NESL fully supports nested sequences and nested parallelism---the ability to take a parallel function and apply it over multiple instances in parallel. Nested parallelism is important for implementing algorithms with irregular nested loops (where the inner loop lengths depend on the outer iteration) and for divide-and-conquer algorithms. NESL also provides a performance model for calculating the asymptotic performance of a program on various parallel machine models. This is useful for estimating running times of algorithms on actual machines and, when teaching algorithms, for supplying a close correspondence between the code and the theoretical complexity.
This report defines NESL and describes several examples of algorithms coded in the language.
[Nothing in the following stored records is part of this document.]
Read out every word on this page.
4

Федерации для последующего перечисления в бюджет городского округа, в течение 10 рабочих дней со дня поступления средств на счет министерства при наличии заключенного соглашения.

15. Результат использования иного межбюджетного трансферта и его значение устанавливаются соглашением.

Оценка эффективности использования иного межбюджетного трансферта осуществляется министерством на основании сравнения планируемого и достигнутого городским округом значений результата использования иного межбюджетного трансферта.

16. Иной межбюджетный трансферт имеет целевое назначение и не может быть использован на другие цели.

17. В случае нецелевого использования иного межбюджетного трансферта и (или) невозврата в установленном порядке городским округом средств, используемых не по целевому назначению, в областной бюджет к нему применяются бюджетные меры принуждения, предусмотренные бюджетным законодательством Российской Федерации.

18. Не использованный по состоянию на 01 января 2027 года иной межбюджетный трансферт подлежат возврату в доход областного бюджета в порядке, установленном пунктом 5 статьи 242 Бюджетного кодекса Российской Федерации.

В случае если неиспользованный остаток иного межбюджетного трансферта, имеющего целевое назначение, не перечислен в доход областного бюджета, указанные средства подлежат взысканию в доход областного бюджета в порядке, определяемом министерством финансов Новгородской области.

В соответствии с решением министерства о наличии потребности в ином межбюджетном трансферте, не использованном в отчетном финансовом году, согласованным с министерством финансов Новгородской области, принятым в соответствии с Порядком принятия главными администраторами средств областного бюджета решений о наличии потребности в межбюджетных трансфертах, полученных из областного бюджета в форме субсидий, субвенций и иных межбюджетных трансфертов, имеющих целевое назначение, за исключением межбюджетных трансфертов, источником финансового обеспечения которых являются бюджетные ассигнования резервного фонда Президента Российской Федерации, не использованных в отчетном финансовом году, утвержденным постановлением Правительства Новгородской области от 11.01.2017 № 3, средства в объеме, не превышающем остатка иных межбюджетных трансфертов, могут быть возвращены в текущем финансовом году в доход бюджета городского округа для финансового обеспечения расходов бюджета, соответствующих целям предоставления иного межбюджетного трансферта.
The examples include algorithms for median finding, sorting, string searching, finding prime numbers, and finding a planar convex hull. NESL currently compiles to an intermediate language called VCODE, which runs on vector multiprocessors (the CRAY C90 and J90), distributed memory machines (the IBM SP2, Intel Paragon, and Connection Machine CM-5), and sequential workstations. For many algorithms, the current implementation gives performance close to optimized machine-specific code for these machines.
Note: This report is an updated version of CMU-CS-92-103, which described version 2.4 of the language, and of CMU-CS-93-129, which described version 2.6 of the language.